Correctness: Yes, except for the claims around injectivity above.
Clarity: The paper is very well-written and easy to follow. The main text is self-contained, and the supplementary material provides many additional details and results.
Relation to Prior Work: The paper omits critical references and comparisons to recent work on universal and arbitrary style transfer; see comments above.
Reproducibility: Yes
Additional Feedback: On the whole this is a strong paper. There is an incorrect claim about the injectivity of the encoder, but this can be removed without affecting the overall results. More importantly, the main weakness of the paper is that it omits critical references and comparisons to recent work on universal style transfer. In the rebuttal I would like the authors to comment on connections and comparisons between these methods and their work. I am also concerned about the fact that the Broader Impacts section of this paper contains an additional figure showing additional experimental results and an additional application of the method; this seems to me like a violation of the paper formatting guidelines, which state: “Submissions are limited to eight content pages, including all figures and tables; additional pages containing a statement of broader impact, acknowledgements and funding disclosures, and references are allowed.” On the whole I lean slightly towards acceptance, since the method is novel and interesting, the results are convincing, and the paper is well-written.
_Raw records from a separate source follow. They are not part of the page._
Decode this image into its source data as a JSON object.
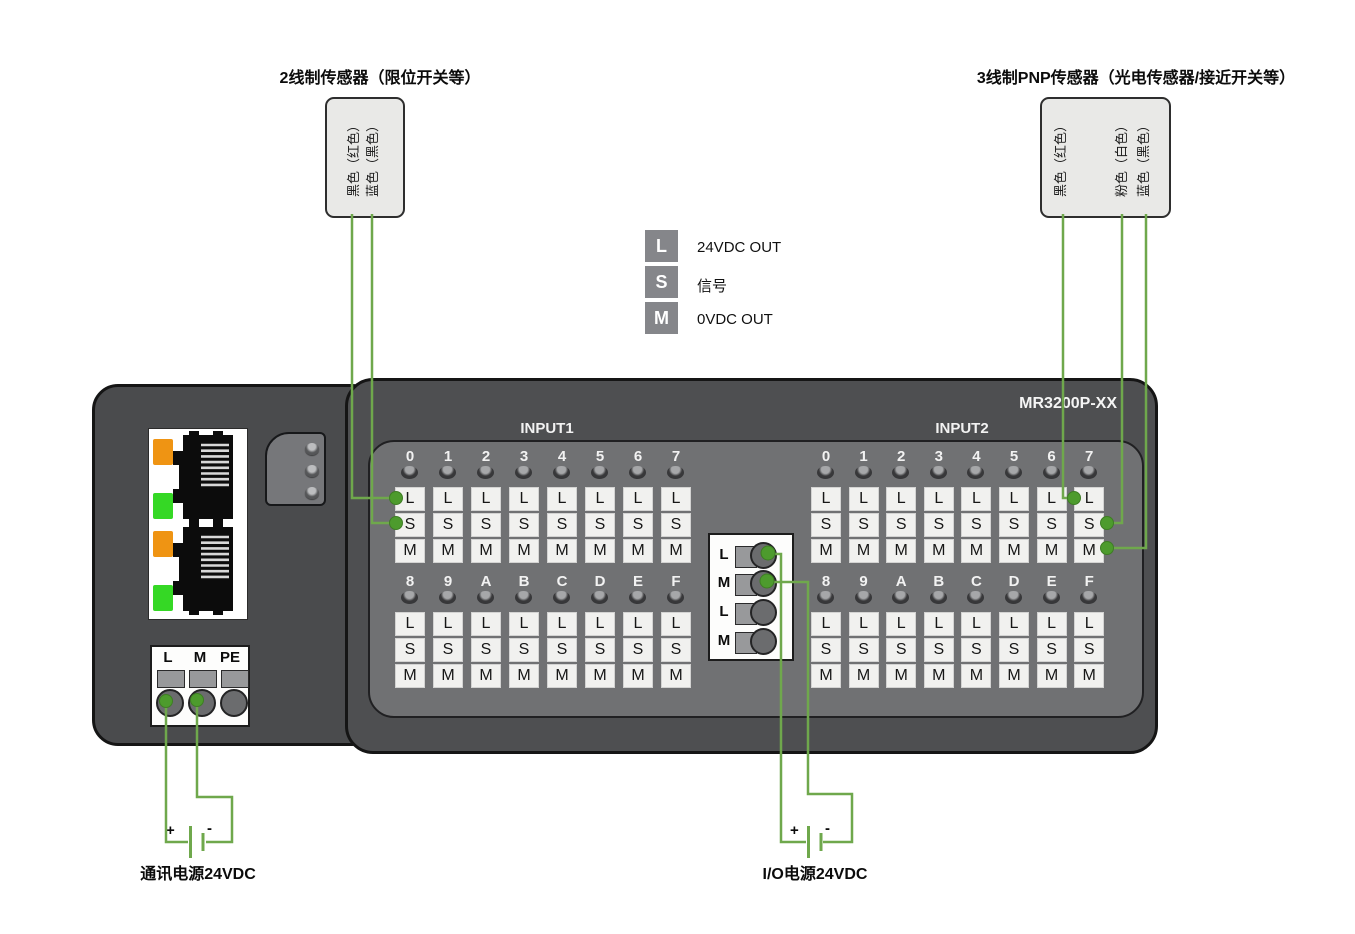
{
  "sensors": {
    "two_wire": {
      "title": "2线制传感器（限位开关等）",
      "wires": [
        "黑色（红色）",
        "蓝色（黑色）"
      ]
    },
    "three_wire": {
      "title": "3线制PNP传感器（光电传感器/接近开关等）",
      "wires": [
        "黑色（红色）",
        "粉色（白色）",
        "蓝色（黑色）"
      ]
    }
  },
  "legend": {
    "items": [
      {
        "key": "L",
        "desc": "24VDC OUT"
      },
      {
        "key": "S",
        "desc": "信号"
      },
      {
        "key": "M",
        "desc": "0VDC OUT"
      }
    ]
  },
  "module": {
    "model": "MR3200P-XX",
    "input1_label": "INPUT1",
    "input2_label": "INPUT2",
    "channel_rows": {
      "row1": [
        "0",
        "1",
        "2",
        "3",
        "4",
        "5",
        "6",
        "7"
      ],
      "row2": [
        "8",
        "9",
        "A",
        "B",
        "C",
        "D",
        "E",
        "F"
      ]
    },
    "cell_labels": [
      "L",
      "S",
      "M"
    ],
    "center_block_labels": [
      "L",
      "M",
      "L",
      "M"
    ],
    "power_terminal_labels": [
      "L",
      "M",
      "PE"
    ]
  },
  "power": {
    "comm": {
      "label": "通讯电源24VDC",
      "plus": "+",
      "minus": "-"
    },
    "io": {
      "label": "I/O电源24VDC",
      "plus": "+",
      "minus": "-"
    }
  },
  "colors": {
    "wire": "#6FA84C",
    "wire_dot": "#4D9B2D",
    "led_orange": "#EF9413",
    "led_green": "#35D825",
    "module_body": "#4E4F51",
    "inner_panel": "#707173",
    "terminal_cell": "#F1F1EF",
    "legend_square": "#85868A"
  }
}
I would feel more positively about the paper if the authors could provide a more convincing discussion or comparison of their results with recent work on universal style transfer. Note also that my rating does not reflect the potential violation of the paper formatting guidelines; I defer to the AC for this issue. =================UPDATE=================== I have read the other reviews and the author response; the author response addresses all of my concerns with the paper (except the possible violation of paper formatting guidelines, to which I defer to the AC). I agree with R1 that this paper is not the first to disentangle style and content, and agree that (especially the first two) additional references provided by R1 ought to have been cited. However I agree with the authors that their work is similar but not identical to these prior methods, and furthermore that the submission has significantly more impressive qualitative results than these prior approaches. I can see the similarity with FUNIT that R3 is concerned about, but I also agree with the authors that their work is again clearly novel and distinct from this prior work, so I disagree with R3 that the similarity with FUNIT is a black mark against this paper. Overall I still think that this is a strong paper with clear writing and impressive results, and a clear accept.